Matching the instruments
Tom Nichols explains that having a highly competent military in the hands of a highly incompetent idiot is not a good thing.
Strategy is about matching the instruments of national power—and especially military force—to the goals of national policy. The president and his team, however, have not enunciated an overarching goal for this war—or, more accurately, they have presented multiple goals and chosen among them almost randomly, depending on the day or the hour. This means that highly effective military operations are taking place in a strategic vacuum.
Worse, Donald Trump is now pointing to these missions as if the excellence with which they have been conducted somehow constitutes a strategy in itself. He appears so enthralled by the execution of these missions that he has enlarged the goals of this war to include the complete destruction of the Iranian regime, after which he will “Make Iran Great Again.”
In other words he’s like a little kid playing with a fancy new toy bomber plane with real smoke and bangs.

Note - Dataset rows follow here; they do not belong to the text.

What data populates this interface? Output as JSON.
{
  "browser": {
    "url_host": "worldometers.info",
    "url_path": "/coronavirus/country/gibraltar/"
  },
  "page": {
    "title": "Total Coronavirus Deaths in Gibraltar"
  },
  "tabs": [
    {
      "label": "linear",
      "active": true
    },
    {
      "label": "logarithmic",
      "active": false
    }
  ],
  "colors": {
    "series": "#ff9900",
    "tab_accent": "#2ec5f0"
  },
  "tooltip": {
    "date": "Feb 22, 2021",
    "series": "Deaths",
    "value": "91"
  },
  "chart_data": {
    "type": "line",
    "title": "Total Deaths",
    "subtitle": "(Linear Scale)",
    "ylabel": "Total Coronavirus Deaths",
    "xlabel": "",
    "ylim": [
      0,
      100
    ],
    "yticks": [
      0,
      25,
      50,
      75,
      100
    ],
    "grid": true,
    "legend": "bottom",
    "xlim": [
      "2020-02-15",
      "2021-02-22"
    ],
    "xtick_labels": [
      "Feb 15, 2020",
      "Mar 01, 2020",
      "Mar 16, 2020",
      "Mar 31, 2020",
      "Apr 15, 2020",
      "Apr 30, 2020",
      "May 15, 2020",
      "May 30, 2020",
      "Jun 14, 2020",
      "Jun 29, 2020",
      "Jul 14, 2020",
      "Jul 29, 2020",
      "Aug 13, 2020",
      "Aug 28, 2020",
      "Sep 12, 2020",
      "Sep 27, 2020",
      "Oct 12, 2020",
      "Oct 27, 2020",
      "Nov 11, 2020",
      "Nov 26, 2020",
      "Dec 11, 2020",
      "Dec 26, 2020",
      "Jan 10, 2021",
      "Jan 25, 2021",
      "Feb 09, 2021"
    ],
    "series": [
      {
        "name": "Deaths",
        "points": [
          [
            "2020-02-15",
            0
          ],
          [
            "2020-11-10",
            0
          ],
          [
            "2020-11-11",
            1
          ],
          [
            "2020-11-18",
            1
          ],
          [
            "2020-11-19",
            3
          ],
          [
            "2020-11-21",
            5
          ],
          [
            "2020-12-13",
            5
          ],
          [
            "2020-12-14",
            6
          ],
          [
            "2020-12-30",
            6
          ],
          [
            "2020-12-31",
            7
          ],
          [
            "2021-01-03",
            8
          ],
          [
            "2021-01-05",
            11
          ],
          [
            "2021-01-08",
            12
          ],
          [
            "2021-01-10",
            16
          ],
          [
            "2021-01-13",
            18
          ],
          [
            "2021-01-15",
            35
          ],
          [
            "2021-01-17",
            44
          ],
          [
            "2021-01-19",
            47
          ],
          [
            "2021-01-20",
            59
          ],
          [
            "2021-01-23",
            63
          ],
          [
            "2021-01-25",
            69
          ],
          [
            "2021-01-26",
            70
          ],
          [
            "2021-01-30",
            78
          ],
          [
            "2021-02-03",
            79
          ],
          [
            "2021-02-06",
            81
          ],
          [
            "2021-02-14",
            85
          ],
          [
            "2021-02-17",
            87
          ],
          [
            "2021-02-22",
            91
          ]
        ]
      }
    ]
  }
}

This kind of thinking is an old problem, and it has a name: “victory disease,” meaning that victory in battle encourages leaders to seek out more battles, and then to believe that winning those battles means that they are winning the larger war or achieving some grand strategic aim—right up until the moment they realize that they have overreached and find themselves facing a military disaster or even total defeat.
And if there’s anyone on the planet likely to fall victim to victory disease it’s Donald Trump.
American military operations have for the most part been astonishingly well executed. Years of training, study, and planning, along with careful use of intelligence, have all contributed to the rapid elimination of much of Iran’s capacity to project power, and almost all of its ability to resist allied attacks.
Operational competence, however, cannot answer the question of national purpose. What is the war about, and when will America know it’s done? Trump, when pressed, dodges the issue of war aims by pointing to the excellence of the military. “I hope you are impressed,” Trump said on Thursday to ABC’s Jonathan Karl. “How do you like the performance? I mean, Venezuela is obvious. This might be even better.” Trump then repeated, “How do you like the performance?” Karl noted that no one is questioning the success of military operations, and he asked the president what happens next. “Forget about ‘next,’” Trump answered. “They are decimated for a 10-year period before they could build it back.”
Yuh huh. That’s our boy. “Fagett about next. Just admire the bangs.”
Meanwhile, despite the successes of the military overseas, Trump now admits that a regime that was supposed to be eliminated quickly could reach the United States with terrorist attacks. He told Time this week that “we expect some things. Like I said, some people will die. When you go to war, some people will die.”
Yes but we didn’t go to war, you did.

“ARE YOU NOT ENTERTAINED?” – Maximus Decimus Meridius.